I wrapped my arms around my waist and ran. I heard a gunshot and felt a pain in my shoulder. I ignored it and kept running.

They tried to close the gate but I was past it before they could. I kept running. I heard other bullets but they missed me. I ran.

I don’t know how long I ran. I lost a lot of blood; I knew that. I stopped briefly once to tie up my arm. I had to keep going. There was a friend who lived around here who had connections to the black-market publishing industry. I had to get him my papers.

I found the door. Please let him still live here. I knocked.

No answer.

I knocked again.

Nate answered the door, his hair in disarray. He stared at me. “Jen? What are you—You’re bleeding!”

He helped me in and shut the door. “We have to get you to a doctor--“

“No. No doctors,” I gasped out. “They’d send me back. Can’t go back. Won’t go back.” I fumbled for my papers under my shirt.

“Here…” I shoved them at him and noticed that they were stained with my blood. They were still readable though. “Get this published. People have to understand…”

“What? Understand what, Jen?” He glanced at the papers and then back at me. “Did you write this while you were in rehab?”

I nodded. I had lost a lot of blood and was feeling very weak. “People must know what’s happening. What they’re doing to us.” I gasped. “Promise me—Promise that you’ll get those to a publisher. That you’ll make sure they’re published.”

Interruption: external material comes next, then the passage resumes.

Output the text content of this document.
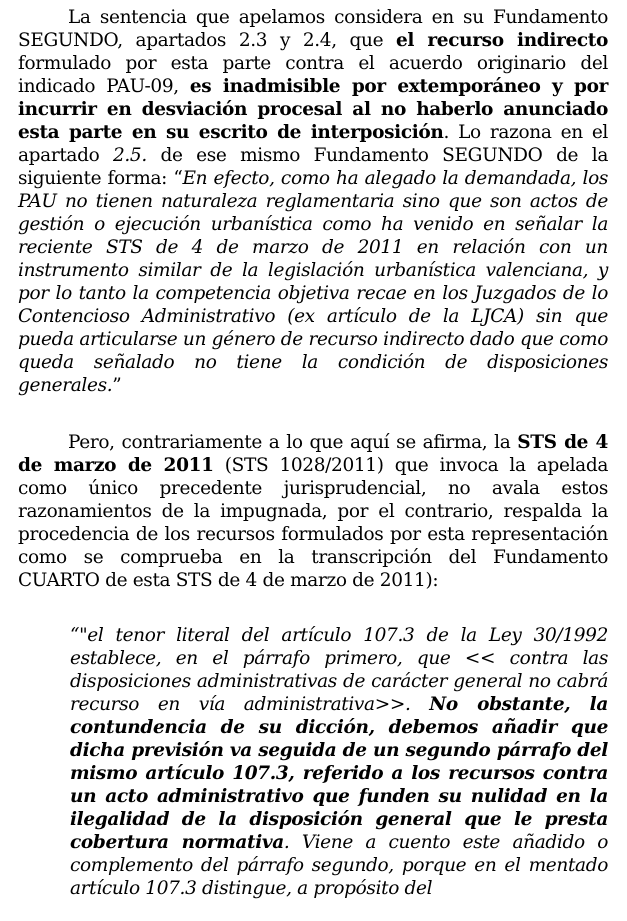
La sentencia que apelamos considera en su Fundamento SEGUNDO, apartados 2.3 y 2.4, que el recurso indirecto formulado por esta parte contra el acuerdo originario del indicado PAU-09, es inadmisible por extemporáneo y por incurrir en desviación procesal al no haberlo anunciado esta parte en su escrito de interposición. Lo razona en el apartado 2.5. de ese mismo Fundamento SEGUNDO de la siguiente forma: “En efecto, como ha alegado la demandada, los PAU no tienen naturaleza reglamentaria sino que son actos de gestión o ejecución urbanística como ha venido en señalar la reciente STS de 4 de marzo de 2011 en relación con un instrumento similar de la legislación urbanística valenciana, y por lo tanto la competencia objetiva recae en los Juzgados de lo Contencioso Administrativo (ex artículo de la LJCA) sin que pueda articularse un género de recurso indirecto dado que como queda señalado no tiene la condición de disposiciones generales.”

Pero, contrariamente a lo que aquí se afirma, la STS de 4 de marzo de 2011 (STS 1028/2011) que invoca la apelada como único precedente jurisprudencial, no avala estos razonamientos de la impugnada, por el contrario, respalda la procedencia de los recursos formulados por esta representación como se comprueba en la transcripción del Fundamento CUARTO de esta STS de 4 de marzo de 2011):

“"el tenor literal del artículo 107.3 de la Ley 30/1992 establece, en el párrafo primero, que << contra las disposiciones administrativas de carácter general no cabrá recurso en vía administrativa>>. No obstante, la contundencia de su dicción, debemos añadir que dicha previsión va seguida de un segundo párrafo del mismo artículo 107.3, referido a los recursos contra un acto administrativo que funden su nulidad en la ilegalidad de la disposición general que le presta cobertura normativa. Viene a cuento este añadido o complemento del párrafo segundo, porque en el mentado artículo 107.3 distingue, a propósito del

Nate looked at me for a long minute. “I promise. But we have to get you fixed up.”

“No doctors.”

He nodded. “Okay, no doctors. But we have to do something or you’ll bleed to death. It hasn’t stopped.”

“We have to leave. They’ll find us. They’ll track me. They know that I had writing. They will find me and put me back in that place…” I had started to cry softly.

Nate put his arms around me, mindless of the blood. “Don’t worry. Everything’s going to be fine. We’ll just go underground for a while. That’s all.”

We were leaving when they found us. We ran. Nate still had my papers but they didn’t know that. They were after me.

“Run, Nate! Keep your promise!”

He looked at me and saw the look in my eyes. He nodded slowly. “Good luck.” He ran.

I stood my ground. I had gone peacefully once before. I wasn’t going to go peacefully again. The first man I rushed and slammed my head into his gut. The second got a knee in the groin. That was as far as I got before the others closed in on me. I still fought back though.

I saw the first fist heading for my head and I felt it hit. I didn’t see the others, but I did feel them. After a while, I didn’t feel anything at all.

My last thought was that I would never have to see that white room ever again. I had broken free of hell.